= Harnas Wildlife Foundation =

Namibian organization

Harnas Wildlife Foundation is an organization located in Namibia, approximately 300 km east of the capital Windhoek. Harnas is one of the few wildlife orphanages and medical centers in the world to take in abused, injured, and captured wild animals from Namibia, Botswana, and southern African nations, saving hundreds of animals per year.
Its mission is to protect life; done through the responsible and effective management, regulation and understanding of the resources necessary for this task.

==History==
Harnas Wildlife Foundation has been on the forefront of nature conservation and wildlife tourism for over 34 years.
The farm was originally fenced as a cattle farm and acted as such as main source of income for its residents until fairly recently. It all started in 1978 when Nick and Marieta van der Merwe saved an abused vervet monkey from its captors for five Rand and some bread.

This monkey was the beginning of a long line of animals that found refuge at their farm, Harnas. Shortly thereafter a zoo in South Africa went defunct and its lions were given into the care of the Van der Merwe family. To cover the ever-increasing costs of food, new enclosures and medical treatment, all of which the family had financed until then through profits from their cattle, Harnas opened its doors to visitors and contributors.

This wildlife refuge became a reality, and over the years expanded to become a major role player in conservation and wildlife campaigns. The site now comprises enclosures, voluntary headquarters, safari tours, guest farm and a huge surrounding conservation land around the main hub. Once fit and able to leave the main enclosures, the previously injured and traumatized animals are set free in this wilderness, to roam as they would in their natural habitat.

==Locations==
Harnas Wildlife Foundation currently operates from Gobabis area.

Harnas Gobabis

Harnas Gobabis is the main contact point between man and animal. The original farm and location for all operations and projects like the animal clinic, Cheeky Cheetah Day-care centre, adult literacy project, a running lodge, lapa and various research stations. There are various animal enclosures, free roaming game camps and grazing camps for domesticated animals such as cattle and goats.

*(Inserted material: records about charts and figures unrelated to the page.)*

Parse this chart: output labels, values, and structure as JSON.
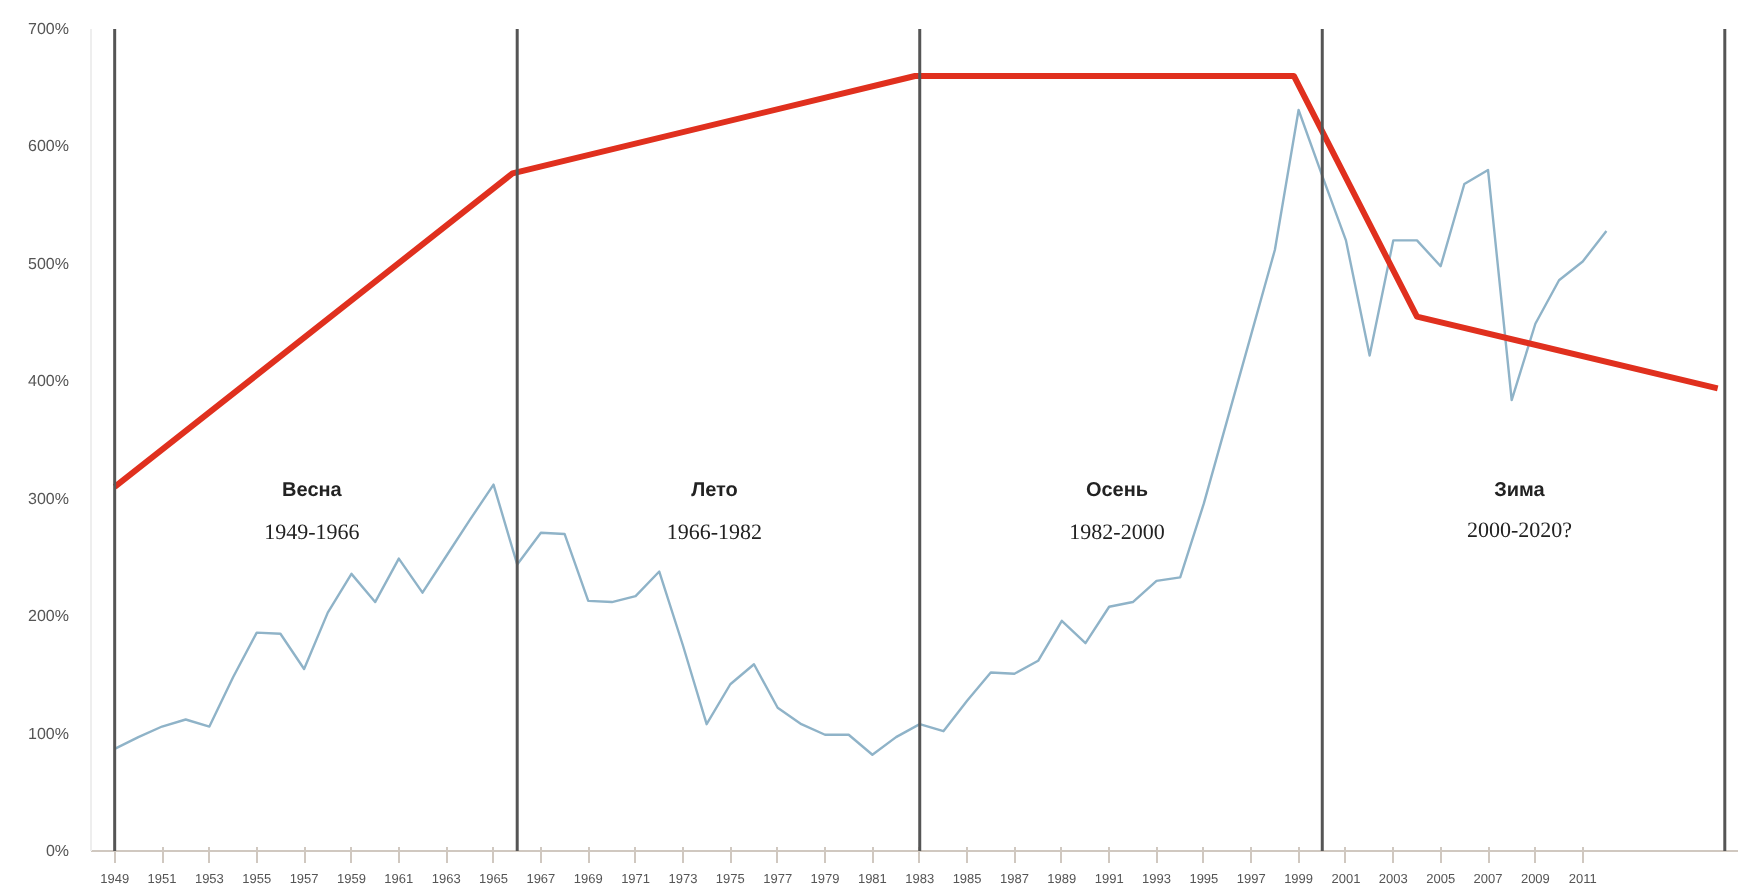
{
  "chart_data": {
    "type": "line",
    "x": [
      1949,
      1950,
      1951,
      1952,
      1953,
      1954,
      1955,
      1956,
      1957,
      1958,
      1959,
      1960,
      1961,
      1962,
      1963,
      1964,
      1965,
      1966,
      1967,
      1968,
      1969,
      1970,
      1971,
      1972,
      1973,
      1974,
      1975,
      1976,
      1977,
      1978,
      1979,
      1980,
      1981,
      1982,
      1983,
      1984,
      1985,
      1986,
      1987,
      1988,
      1989,
      1990,
      1991,
      1992,
      1993,
      1994,
      1995,
      1996,
      1997,
      1998,
      1999,
      2000,
      2001,
      2002,
      2003,
      2004,
      2005,
      2006,
      2007,
      2008,
      2009,
      2010,
      2011,
      2012
    ],
    "series": [
      {
        "color": "#8fb3c8",
        "values": [
          87,
          97,
          106,
          112,
          106,
          148,
          186,
          185,
          155,
          203,
          236,
          212,
          249,
          220,
          251,
          282,
          312,
          244,
          271,
          270,
          213,
          212,
          217,
          238,
          175,
          108,
          142,
          159,
          122,
          108,
          99,
          99,
          82,
          97,
          108,
          102,
          128,
          152,
          151,
          162,
          196,
          177,
          208,
          212,
          230,
          233,
          296,
          368,
          440,
          512,
          631,
          575,
          520,
          422,
          520,
          520,
          498,
          568,
          580,
          384,
          449,
          486,
          502,
          528
        ]
      },
      {
        "color": "#e0301e",
        "x": [
          1949,
          1965.8,
          1982.8,
          1998.8,
          2004,
          2016.7
        ],
        "values": [
          310,
          577,
          660,
          660,
          455,
          394
        ]
      }
    ],
    "xlim": [
      1948,
      2017.6
    ],
    "xticks": [
      1949,
      1951,
      1953,
      1955,
      1957,
      1959,
      1961,
      1963,
      1965,
      1967,
      1969,
      1971,
      1973,
      1975,
      1977,
      1979,
      1981,
      1983,
      1985,
      1987,
      1989,
      1991,
      1993,
      1995,
      1997,
      1999,
      2001,
      2003,
      2005,
      2007,
      2009,
      2011
    ],
    "ylim": [
      0,
      700
    ],
    "yticks": [
      {
        "value": 0,
        "label": "0%"
      },
      {
        "value": 100,
        "label": "100%"
      },
      {
        "value": 200,
        "label": "200%"
      },
      {
        "value": 300,
        "label": "300%"
      },
      {
        "value": 400,
        "label": "400%"
      },
      {
        "value": 500,
        "label": "500%"
      },
      {
        "value": 600,
        "label": "600%"
      },
      {
        "value": 700,
        "label": "700%"
      }
    ],
    "ref_lines": [
      {
        "axis": "x",
        "value": 1949,
        "color": "#555555"
      },
      {
        "axis": "x",
        "value": 1966,
        "color": "#555555"
      },
      {
        "axis": "x",
        "value": 1983,
        "color": "#555555"
      },
      {
        "axis": "x",
        "value": 2000,
        "color": "#555555"
      },
      {
        "axis": "x",
        "value": 2017,
        "color": "#555555"
      }
    ],
    "annotations": [
      "Весна",
      "1949-1966",
      "Лето",
      "1966-1982",
      "Осень",
      "1982-2000",
      "Зима",
      "2000-2020?"
    ]
  }
}
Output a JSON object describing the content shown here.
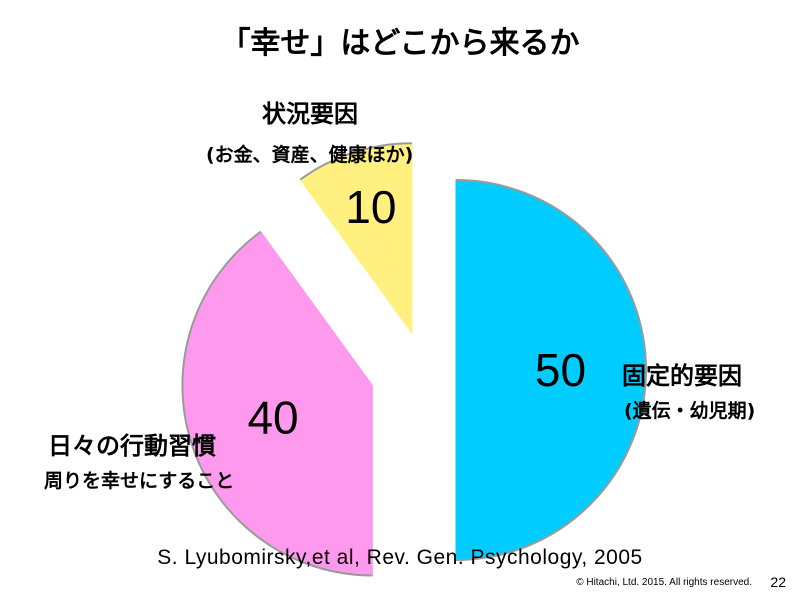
{
  "title": "「幸せ」はどこから来るか",
  "chart_data": {
    "type": "pie",
    "title": "「幸せ」はどこから来るか",
    "slices": [
      {
        "value": 50,
        "label": "固定的要因",
        "sublabel": "(遺伝・幼児期)",
        "color": "#00CCFF"
      },
      {
        "value": 40,
        "label": "日々の行動習慣",
        "sublabel": "周りを幸せにすること",
        "color": "#FF99EE"
      },
      {
        "value": 10,
        "label": "状況要因",
        "sublabel": "(お金、資産、健康ほか)",
        "color": "#FFF080"
      }
    ]
  },
  "citation": "S. Lyubomirsky,et al, Rev. Gen. Psychology, 2005",
  "copyright": "© Hitachi, Ltd. 2015. All rights reserved.",
  "page_number": "22"
}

The farm is roughly 10 000 hectares big and situated in the central Kalahari, a region that is mostly flat savannah locally known as sand-veld.

==Animals==
There are many types of animals that take refuge at Harnas and a population of feral animals on site.

This overview is only one indication of the diversity of animals at Harnas Wildlife Foundation and is not a complete list.
| * lion * cheetah * leopard * caracal * eagles * meerkat * mongoose * zebra | * baboon * African wild dog * springbok * impala * oribi * crocodile * ostrich * helmeted guineafowl |

==Harnas Lifeline Project==
This is the primary "soft release" area, also used to gather vital information on semi-wild animals, in a natural environment.

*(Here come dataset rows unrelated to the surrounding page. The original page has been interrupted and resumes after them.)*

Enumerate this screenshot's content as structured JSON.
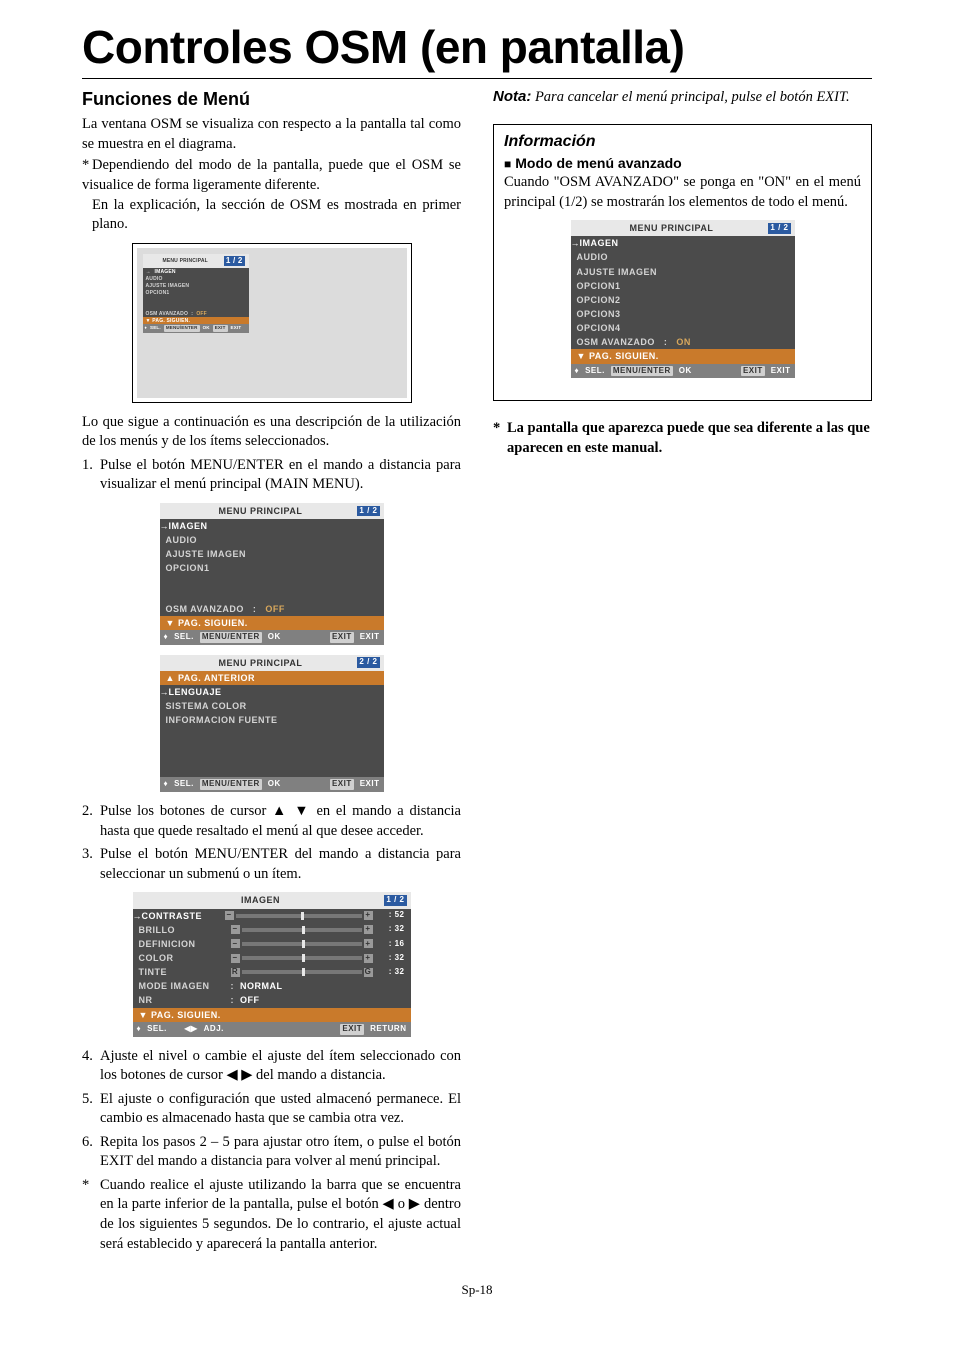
{
  "page": {
    "title": "Controles OSM (en pantalla)",
    "footer": "Sp-18"
  },
  "left": {
    "heading": "Funciones de Menú",
    "intro": "La ventana OSM se visualiza con respecto a la pantalla tal como se muestra en el diagrama.",
    "star1a": "Dependiendo del modo de la pantalla, puede que el OSM se visualice de forma ligeramente diferente.",
    "star1b": "En la explicación, la sección de OSM es mostrada en primer plano.",
    "afterTv": "Lo que sigue a continuación es una descripción de la utilización de los menús y de los ítems seleccionados.",
    "step1": "Pulse el botón MENU/ENTER en el mando a distancia para visualizar el menú principal (MAIN MENU).",
    "step2": "Pulse los botones de cursor ▲ ▼ en el mando a distancia hasta que quede resaltado el menú al que desee acceder.",
    "step3": "Pulse el botón MENU/ENTER del mando a distancia para seleccionar un submenú o un ítem.",
    "step4": "Ajuste el nivel o cambie el ajuste del ítem seleccionado con los botones de cursor ◀ ▶ del mando a distancia.",
    "step5": "El ajuste o configuración que usted almacenó permanece. El cambio es almacenado hasta que se cambia otra vez.",
    "step6": "Repita los pasos 2 – 5 para ajustar otro ítem, o pulse el botón EXIT del mando a distancia para volver al menú principal.",
    "star2": "Cuando realice el ajuste utilizando la barra que se encuentra en la parte inferior de la pantalla, pulse el botón ◀ o ▶ dentro de los siguientes 5 segundos. De lo contrario, el ajuste actual será establecido y aparecerá la pantalla anterior."
  },
  "right": {
    "noteLabel": "Nota:",
    "noteText": "Para cancelar el menú principal, pulse el botón EXIT.",
    "infoHeading": "Información",
    "subHeading": "Modo de menú avanzado",
    "infoBody": "Cuando \"OSM AVANZADO\" se ponga en \"ON\" en el menú principal (1/2) se mostrarán los elementos de todo el menú.",
    "disclaimer": "La pantalla que aparezca puede que sea diferente a las que aparecen en este manual."
  },
  "osmMain1": {
    "title": "MENU PRINCIPAL",
    "page": "1 / 2",
    "items": [
      "IMAGEN",
      "AUDIO",
      "AJUSTE IMAGEN",
      "OPCION1"
    ],
    "advRow": "OSM AVANZADO",
    "advSep": ":",
    "advVal": "OFF",
    "next": "PAG. SIGUIEN.",
    "bar": {
      "sel": "SEL.",
      "menu": "MENU/ENTER",
      "ok": "OK",
      "exit": "EXIT",
      "exit2": "EXIT"
    }
  },
  "osmMain2": {
    "title": "MENU PRINCIPAL",
    "page": "2 / 2",
    "prev": "PAG. ANTERIOR",
    "items": [
      "LENGUAJE",
      "SISTEMA COLOR",
      "INFORMACION FUENTE"
    ],
    "bar": {
      "sel": "SEL.",
      "menu": "MENU/ENTER",
      "ok": "OK",
      "exit": "EXIT",
      "exit2": "EXIT"
    }
  },
  "osmImagen": {
    "title": "IMAGEN",
    "page": "1 / 2",
    "rows": [
      {
        "label": "CONTRASTE",
        "val": ": 52",
        "pos": 52,
        "hl": true
      },
      {
        "label": "BRILLO",
        "val": ": 32",
        "pos": 50
      },
      {
        "label": "DEFINICION",
        "val": ": 16",
        "pos": 50
      },
      {
        "label": "COLOR",
        "val": ": 32",
        "pos": 50
      },
      {
        "label": "TINTE",
        "val": ": 32",
        "pos": 50,
        "rg": true
      }
    ],
    "mode": {
      "label": "MODE IMAGEN",
      "sep": ":",
      "val": "NORMAL"
    },
    "nr": {
      "label": "NR",
      "sep": ":",
      "val": "OFF"
    },
    "next": "PAG. SIGUIEN.",
    "bar": {
      "sel": "SEL.",
      "adj": "ADJ.",
      "exit": "EXIT",
      "ret": "RETURN"
    }
  },
  "osmAdv": {
    "title": "MENU PRINCIPAL",
    "page": "1 / 2",
    "items": [
      "IMAGEN",
      "AUDIO",
      "AJUSTE IMAGEN",
      "OPCION1",
      "OPCION2",
      "OPCION3",
      "OPCION4"
    ],
    "advRow": "OSM AVANZADO",
    "advSep": ":",
    "advVal": "ON",
    "next": "PAG. SIGUIEN.",
    "bar": {
      "sel": "SEL.",
      "menu": "MENU/ENTER",
      "ok": "OK",
      "exit": "EXIT",
      "exit2": "EXIT"
    }
  },
  "colors": {
    "pageBadgeBlue": "#2b5aa0",
    "pageBadgeOrange": "#c97a2b",
    "osmBg": "#4b4b4b",
    "osmTitleBg": "#e8e8e8"
  }
}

==Adult literacy program==
At Harnas Wildlife Foundation, 90% of the employees are people from the San community and through the years we have realized that it is not only the animals that needs to be taken care of. We have established an adult literacy program to teach members of the San community basic useful life and job skills so that no matter where they may migrate to, they are educated to take care of themselves. The program is open to any member of the community and lasts around 6 months. Woman learn skills in arts and crafts, jewellery making, housework and needlework and men are equipped with knowledge of welding, building and woodwork. Upon completion each member receives a certificate showing their ability in the specific training area and stating their completion of the course.

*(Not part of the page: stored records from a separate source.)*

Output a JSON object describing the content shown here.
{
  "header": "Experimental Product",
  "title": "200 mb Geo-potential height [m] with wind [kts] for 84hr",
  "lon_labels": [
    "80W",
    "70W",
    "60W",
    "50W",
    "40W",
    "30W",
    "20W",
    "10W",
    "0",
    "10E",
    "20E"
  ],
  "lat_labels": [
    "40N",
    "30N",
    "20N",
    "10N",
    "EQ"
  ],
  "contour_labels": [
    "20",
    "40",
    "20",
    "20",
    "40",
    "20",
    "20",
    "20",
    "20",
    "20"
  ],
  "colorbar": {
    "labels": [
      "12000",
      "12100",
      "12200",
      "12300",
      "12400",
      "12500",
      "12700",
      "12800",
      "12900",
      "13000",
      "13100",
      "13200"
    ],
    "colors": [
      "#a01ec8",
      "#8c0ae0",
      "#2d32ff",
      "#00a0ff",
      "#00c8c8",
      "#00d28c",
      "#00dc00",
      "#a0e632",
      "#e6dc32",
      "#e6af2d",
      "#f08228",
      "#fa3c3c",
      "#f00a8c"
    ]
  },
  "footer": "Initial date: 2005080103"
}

==Cheeky Cheetah Kids Project==
When the Van Der Merwe family were looking for schools for their own children, they realized that they had the ability to provide the basic education and general skills for not only their own, but for many of the San people that they employ. The Cheeky Cheetah day care center was established to provide the children day care with the necessary education, food and to equip them with the basic knowledge to, when they reach the right age, be able to adapt and attend a primary school.
After 5 years the school consists of a fully furnished school with of one big classroom, showers, toilets, and an outdoor play area.
Children are further helped by being placed in public schools where they are continuously supported through financial support; paying of school, hostel and other fees, as well as clothing, food and other needs.

==International patronage==
The international patron of Harnas Wildlife Foundation is Angelina Jolie.